Firstly, learning a new language improves your brain power: the language centres of the brain actually grow with use. Your ability to problem-solve will improve as well, making you think more creatively. Not only that, studies indicate that learning a new language can delay the onset of dementia as you get older.

The ability to speak more than one language makes you better at multitasking and will help improve your memory and your ability to concentrate for longer. And it can improve your chances of getting a job: employers consider bi- or multi-lingualism to be a huge asset, so fluency in more than one language will certainly help to improve your career options.

And, of course, achieving a goal like mastering a second language is a huge boost to your self-esteem, making you feel capable of doing more.

Have we convinced you? Excellent!

But where do you start?

Online learning

There are plenty of self-guided language courses available, some paid for, and some free.

We have found that DuoLingo works really well and fits happily into a busy schedule. The lessons are broken up into small chunks, with plenty of repetition to make sure you stay on top of your learning. It includes training in speaking, listening, reading and writing, and is suitable for children as well as adults. Best of all: it’s fun and it’s free.

If you would prefer a more formal lesson plan, then try the Open University. The OU offers three tiers of language courses (Certfificates, Diplomas and Degrees). All the information you need is on their website.

If you’re not sure if this is the right place for you, why not sign up for one of their excellent free courses first and give it a go. The benefit of an OU course is that you’ll receive a certificate at the end.

What do I do next?

Once you’ve mastered a new language, what do you do with it?

One option, of course, is to travel (although that’s not necessarily a great option right at the moment!). But, when travelling does become possible again, being able to the speak the language(s) of the place(s) you go will definitely enhance the experience.

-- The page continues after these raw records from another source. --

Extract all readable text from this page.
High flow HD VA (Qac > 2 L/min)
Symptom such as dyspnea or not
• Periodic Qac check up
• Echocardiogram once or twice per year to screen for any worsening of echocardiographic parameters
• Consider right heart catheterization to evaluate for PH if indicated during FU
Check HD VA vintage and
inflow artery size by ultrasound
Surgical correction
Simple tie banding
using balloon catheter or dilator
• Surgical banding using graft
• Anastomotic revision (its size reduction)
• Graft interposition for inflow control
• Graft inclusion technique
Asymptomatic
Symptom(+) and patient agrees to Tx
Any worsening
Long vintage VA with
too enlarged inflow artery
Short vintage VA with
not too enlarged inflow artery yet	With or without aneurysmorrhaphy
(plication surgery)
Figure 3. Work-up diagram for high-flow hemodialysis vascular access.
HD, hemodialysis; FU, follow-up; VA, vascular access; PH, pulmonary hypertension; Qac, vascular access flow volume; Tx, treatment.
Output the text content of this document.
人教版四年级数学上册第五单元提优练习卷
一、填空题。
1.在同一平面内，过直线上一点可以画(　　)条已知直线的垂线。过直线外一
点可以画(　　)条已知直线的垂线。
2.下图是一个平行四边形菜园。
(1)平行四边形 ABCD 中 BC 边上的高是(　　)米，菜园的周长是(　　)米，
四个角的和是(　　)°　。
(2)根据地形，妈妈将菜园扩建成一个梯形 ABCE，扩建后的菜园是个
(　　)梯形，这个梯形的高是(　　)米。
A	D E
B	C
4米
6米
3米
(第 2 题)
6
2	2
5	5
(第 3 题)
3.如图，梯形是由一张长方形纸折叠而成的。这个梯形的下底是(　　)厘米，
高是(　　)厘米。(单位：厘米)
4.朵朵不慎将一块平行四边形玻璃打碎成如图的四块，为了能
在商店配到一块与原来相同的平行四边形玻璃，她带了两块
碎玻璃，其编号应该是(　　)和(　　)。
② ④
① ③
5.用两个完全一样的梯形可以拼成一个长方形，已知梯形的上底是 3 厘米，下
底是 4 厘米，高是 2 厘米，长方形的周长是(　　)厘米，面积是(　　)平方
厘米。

Learning the language helps you to understand the culture of the place you’re visiting – language and culture are closely intertwined, so you’ll get more out of your visit if you can understand the language. The ability to speak even a few words will help when you’re interacting with the people – being able to ask for the drink you want, or how much something costs, is invaluable. And it helps to save money – being able to ask for the right items in a restaurant or shop, or directions to the place you want to go, is a lot cheaper than getting it wrong owing to a communications barrier.

Or maybe you’d like to use your new skill as part of your career? The tourism and hospitality industry places a high value on bilingual speakers, as does journalism. You could even find yourself working for the UK’s Diplomatic Service.

The most obvious area is teaching. You could combine travel and work, and find a job teaching English as a foreign language. Even if you’re teaching English, you’ll still need those language skills to live in your chosen country.

Alternatively, you could consider a career in translation, like our supporter Lindsay. Lindsay runs her own business, taking on translation work for companies all over the world. Here she is, talking about how her love for languages has led her to a career in translation.

Even if you’re only learning a new language for fun it offers you chance to make new connections and friends, through social media, through the course that you’re on, or through shared experiences.